The aim of the present study was to investigate the cytotoxicity induced by an omega-3 derivative, didocosahexaenoin (Dido) on human prostate carcinoma cells and to compare the cytotoxicity to that of docosahexaenoic acid (DHA). Different carcinoma- and non-carcinoma cells were exposed to various concentrations of omega-3 compounds at varying exposure times and the cytotoxicity was measured by MTT assay.
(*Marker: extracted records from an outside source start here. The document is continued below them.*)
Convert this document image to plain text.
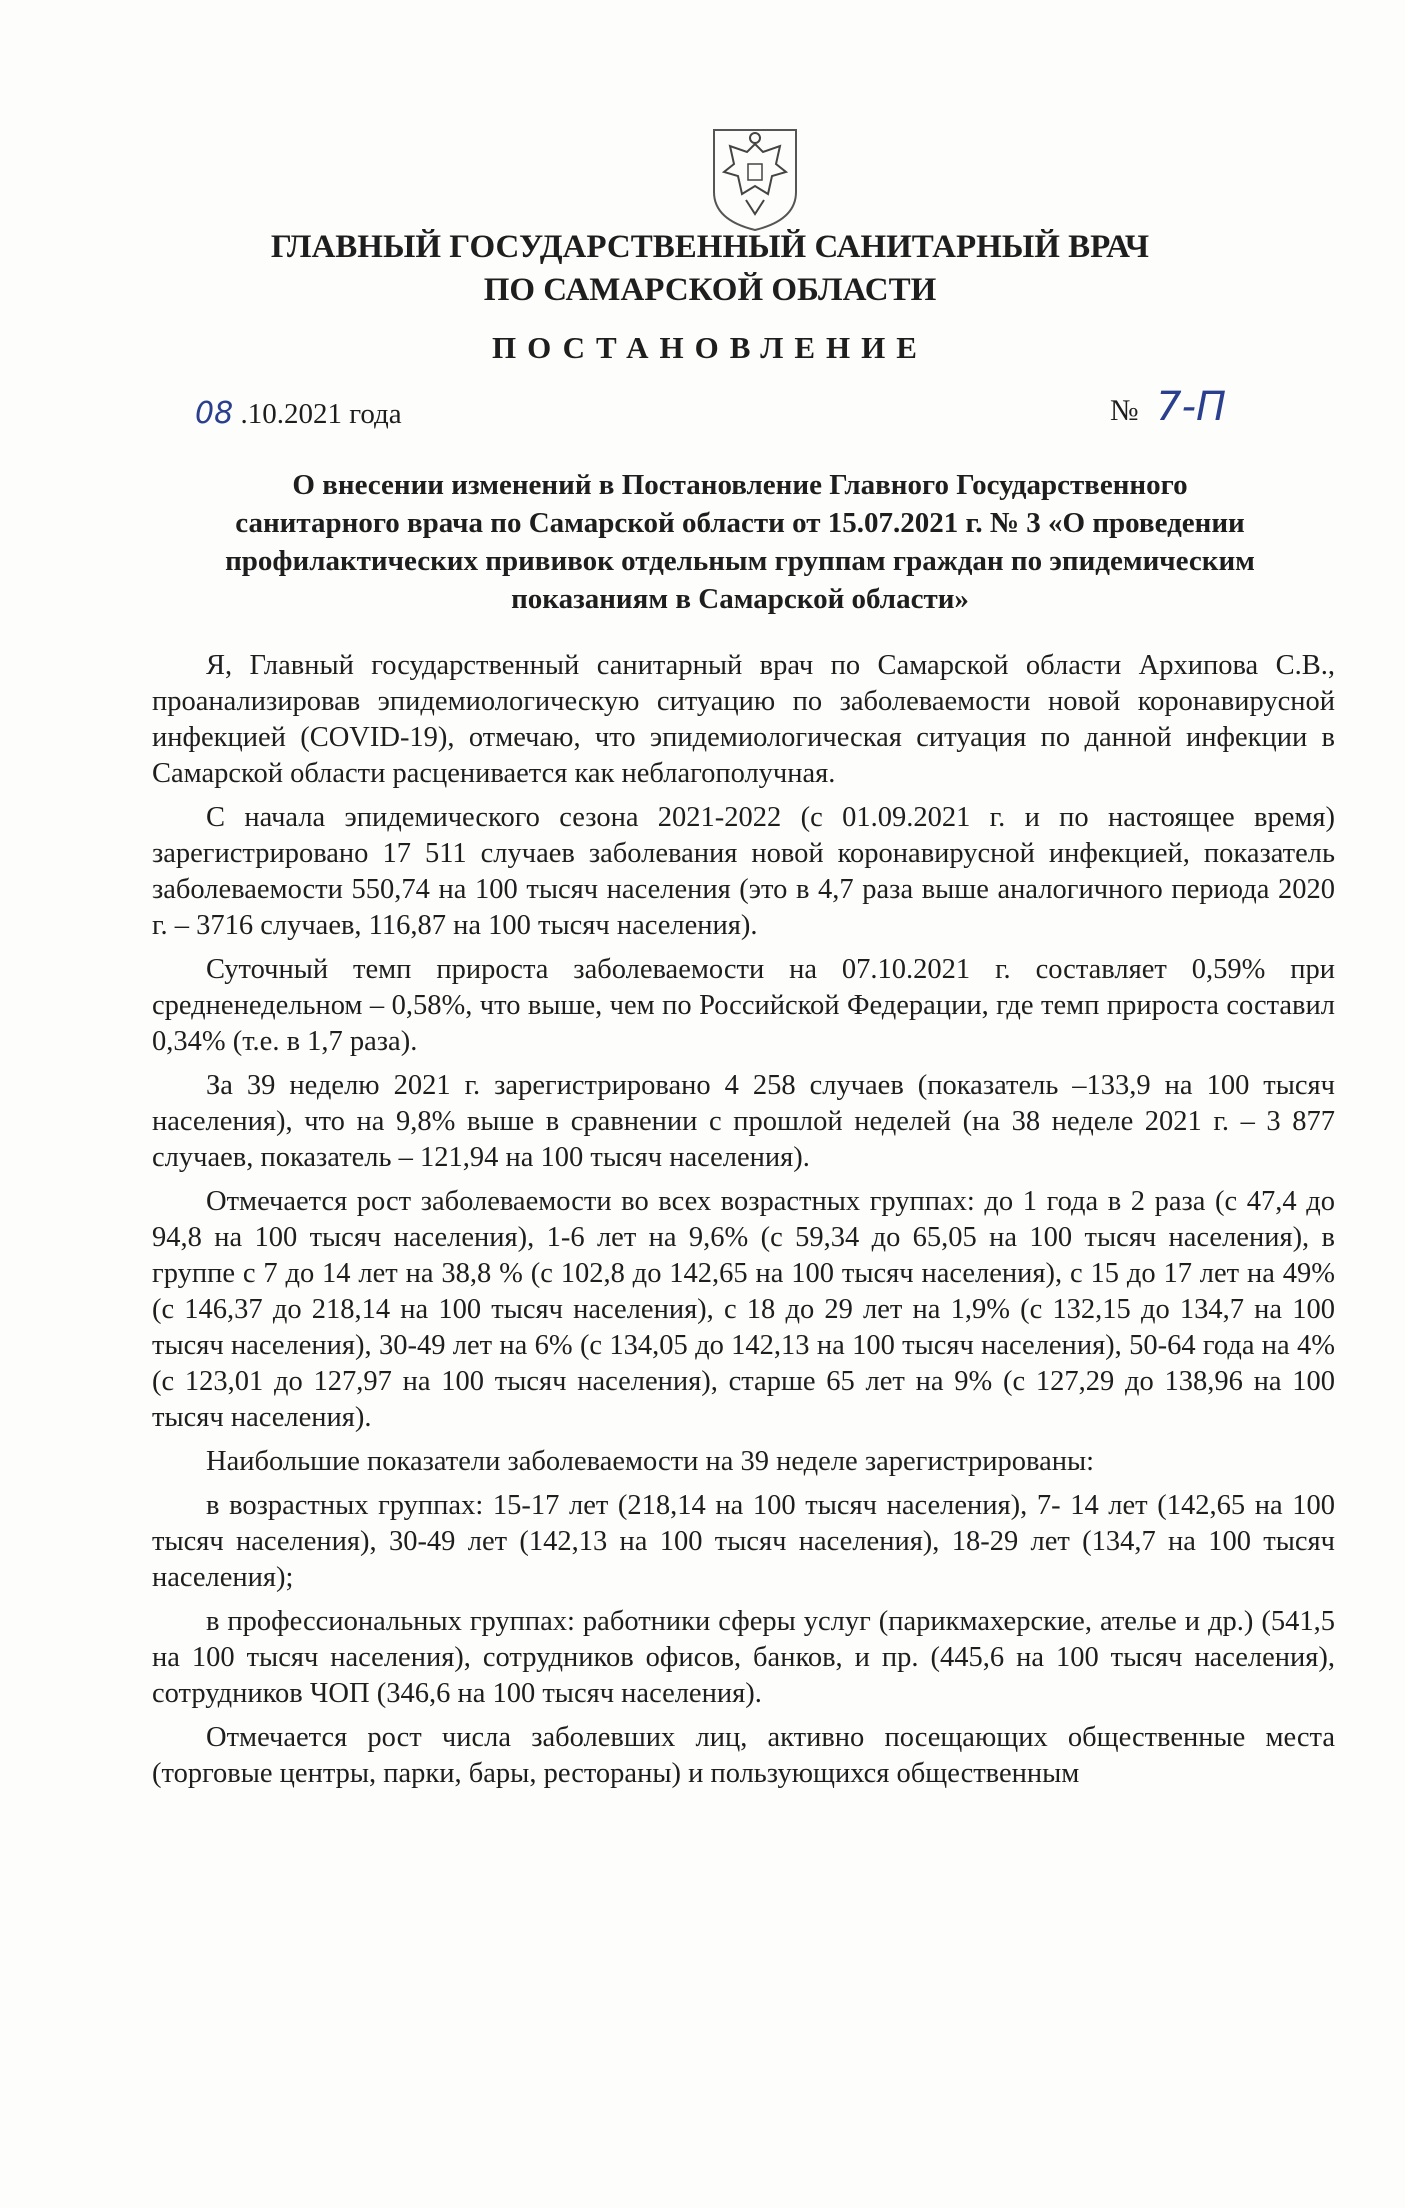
ГЛАВНЫЙ ГОСУДАРСТВЕННЫЙ САНИТАРНЫЙ ВРАЧ
ПО САМАРСКОЙ ОБЛАСТИ
ПОСТАНОВЛЕНИЕ
08 .10.2021 года	№ 7-П
О внесении изменений в Постановление Главного Государственного
санитарного врача по Самарской области от 15.07.2021 г. № 3 «О проведении
профилактических прививок отдельным группам граждан по эпидемическим
показаниям в Самарской области»

Я, Главный государственный санитарный врач по Самарской области Архипова С.В., проанализировав эпидемиологическую ситуацию по заболеваемости новой коронавирусной инфекцией (COVID-19), отмечаю, что эпидемиологическая ситуация по данной инфекции в Самарской области расценивается как неблагополучная.

С начала эпидемического сезона 2021-2022 (с 01.09.2021 г. и по настоящее время) зарегистрировано 17 511 случаев заболевания новой коронавирусной инфекцией, показатель заболеваемости 550,74 на 100 тысяч населения (это в 4,7 раза выше аналогичного периода 2020 г. – 3716 случаев, 116,87 на 100 тысяч населения).

Суточный темп прироста заболеваемости на 07.10.2021 г. составляет 0,59% при средненедельном – 0,58%, что выше, чем по Российской Федерации, где темп прироста составил 0,34% (т.е. в 1,7 раза).

За 39 неделю 2021 г. зарегистрировано 4 258 случаев (показатель –133,9 на 100 тысяч населения), что на 9,8% выше в сравнении с прошлой неделей (на 38 неделе 2021 г. – 3 877 случаев, показатель – 121,94 на 100 тысяч населения).

Отмечается рост заболеваемости во всех возрастных группах: до 1 года в 2 раза (с 47,4 до 94,8 на 100 тысяч населения), 1-6 лет на 9,6% (с 59,34 до 65,05 на 100 тысяч населения), в группе с 7 до 14 лет на 38,8 % (с 102,8 до 142,65 на 100 тысяч населения), с 15 до 17 лет на 49% (с 146,37 до 218,14 на 100 тысяч населения), с 18 до 29 лет на 1,9% (с 132,15 до 134,7 на 100 тысяч населения), 30-49 лет на 6% (с 134,05 до 142,13 на 100 тысяч населения), 50-64 года на 4% (с 123,01 до 127,97 на 100 тысяч населения), старше 65 лет на 9% (с 127,29 до 138,96 на 100 тысяч населения).

Наибольшие показатели заболеваемости на 39 неделе зарегистрированы:

в возрастных группах: 15-17 лет (218,14 на 100 тысяч населения), 7- 14 лет (142,65 на 100 тысяч населения), 30-49 лет (142,13 на 100 тысяч населения), 18-29 лет (134,7 на 100 тысяч населения);

в профессиональных группах: работники сферы услуг (парикмахерские, ателье и др.) (541,5 на 100 тысяч населения), сотрудников офисов, банков, и пр. (445,6 на 100 тысяч населения), сотрудников ЧОП (346,6 на 100 тысяч населения).

Отмечается рост числа заболевших лиц, активно посещающих общественные места (торговые центры, парки, бары, рестораны) и пользующихся общественным
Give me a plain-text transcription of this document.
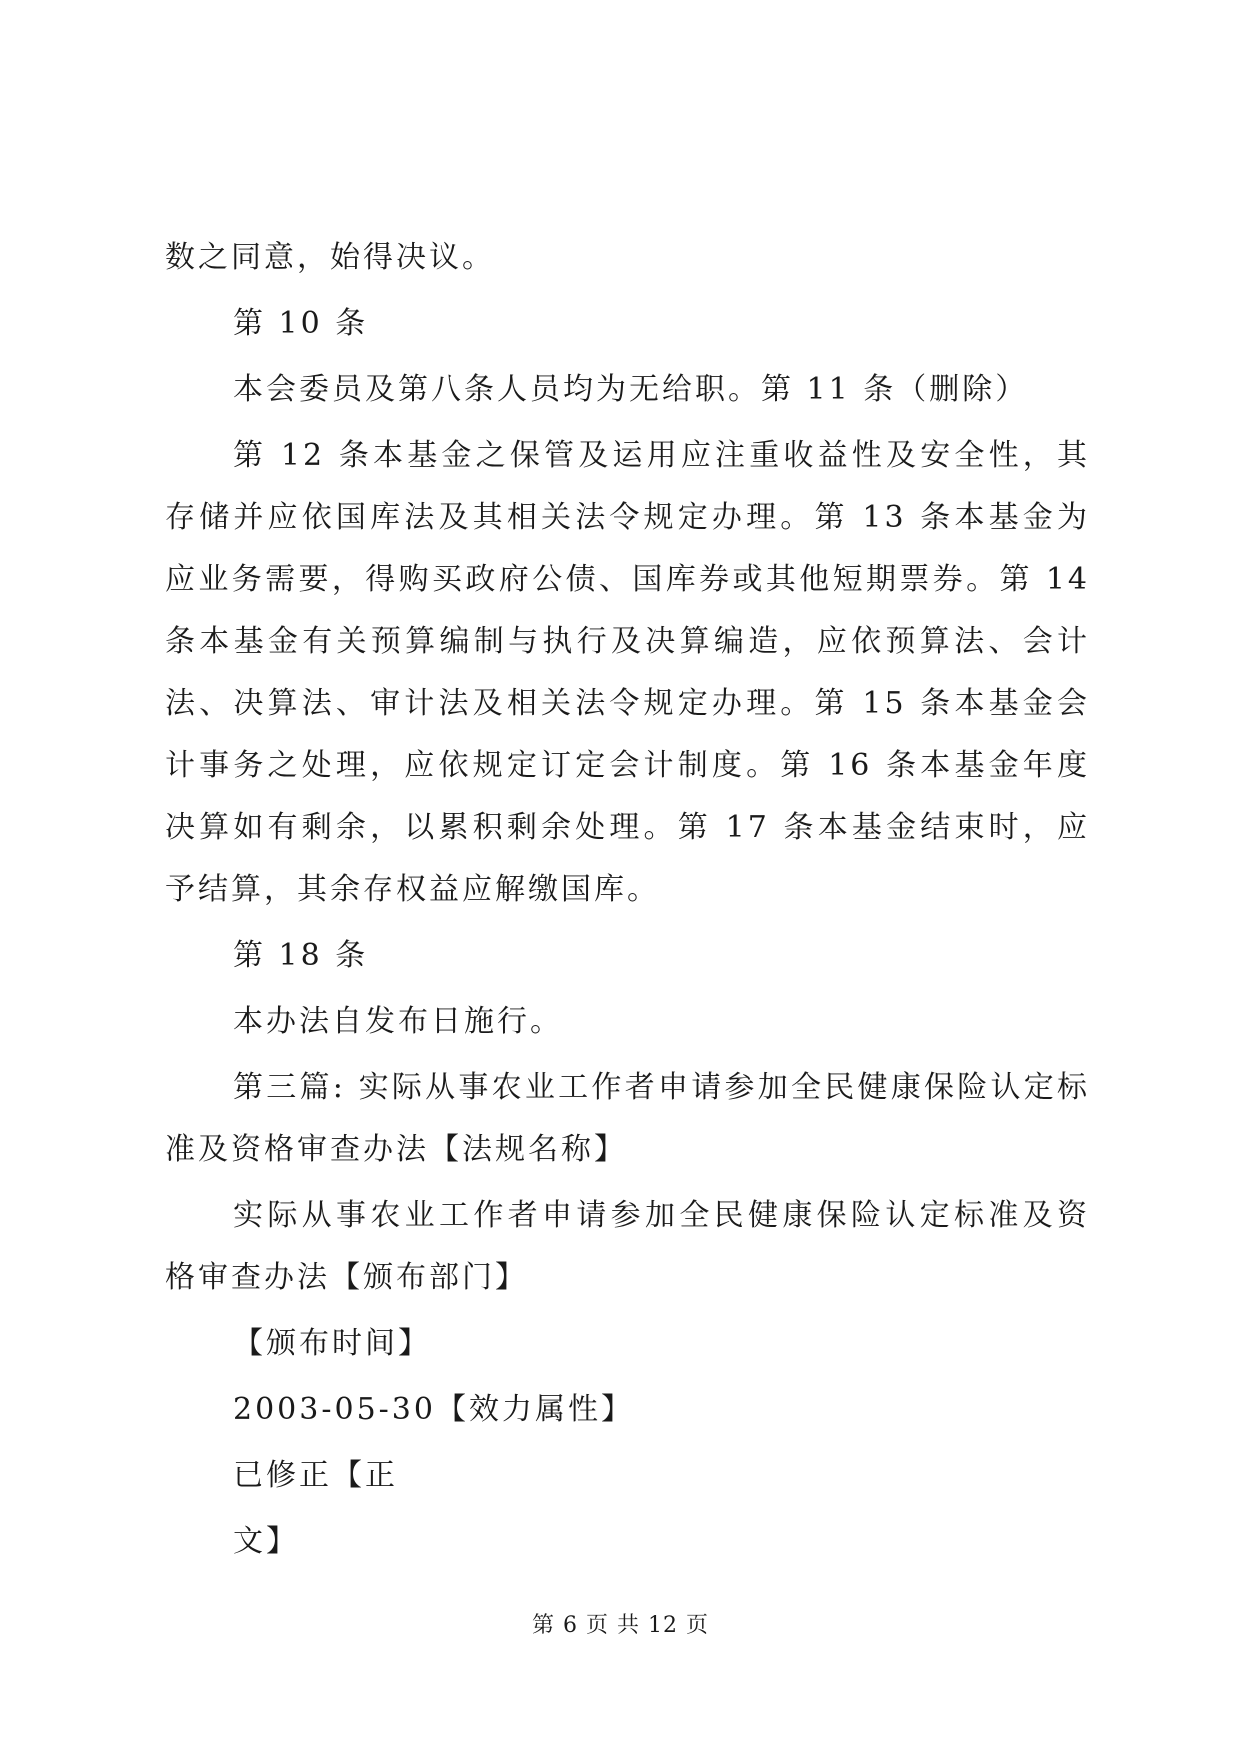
数之同意，始得决议。

第 10 条

本会委员及第八条人员均为无给职。第 11 条（删除）

第 12 条本基金之保管及运用应注重收益性及安全性，其存储并应依国库法及其相关法令规定办理。第 13 条本基金为应业务需要，得购买政府公债、国库券或其他短期票券。第 14 条本基金有关预算编制与执行及决算编造，应依预算法、会计法、决算法、审计法及相关法令规定办理。第 15 条本基金会计事务之处理，应依规定订定会计制度。第 16 条本基金年度决算如有剩余，以累积剩余处理。第 17 条本基金结束时，应予结算，其余存权益应解缴国库。

第 18 条

本办法自发布日施行。

第三篇: 实际从事农业工作者申请参加全民健康保险认定标准及资格审查办法【法规名称】

实际从事农业工作者申请参加全民健康保险认定标准及资格审查办法【颁布部门】

【颁布时间】

2003-05-30【效力属性】

已修正【正

文】

第 6 页 共 12 页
The mechanism of Dido-induced Apoptosis was investigated in prostate carcinoma cells. Dido induced stronger cytotoxicity than DHA in human prostate carcinoma cells in a dose- and time-dependent manner. Dido was also more selective and potent in inducing cytotoxicity in prostate carcinoma cells than other carcinoma cell lines tested. Pre-treatment with Dido increased the level of Reactive Oxygen Species (ROS) in prostate carcinoma cells. Pre-treatment with various antioxidants reduced the cytotoxicity induced by Dido. Pre-treatment with Dido ≥30 ​μM also induced Apoptosis which was suggested to involve an externalisation of phosphatidyl serine, a significant increase in the mitochondrial membrane potential (p ​< ​0.01) and the level of activated Caspase 3/7 (p ​< ​0.05) in prostate carcinoma cells. This study is the first to show that Dido induced cytotoxicity with high selectivity and higher potency than DHA in human prostate carcinoma cells. The mechanism of action is likely to involve an increase in the level of ROS, loss in the mitochondrial membrane potential as well as externalisation of phosphatidyl serine and increase in the Caspase 3/7 activity. Dido may have potential to be used for the adjuvant therapy or combination therapy with conventional chemotherapeutic drugs.

Caspase 3/7; Didocosahexaenoin; Omega-3 fatty acids; Prostate cancer; ROS.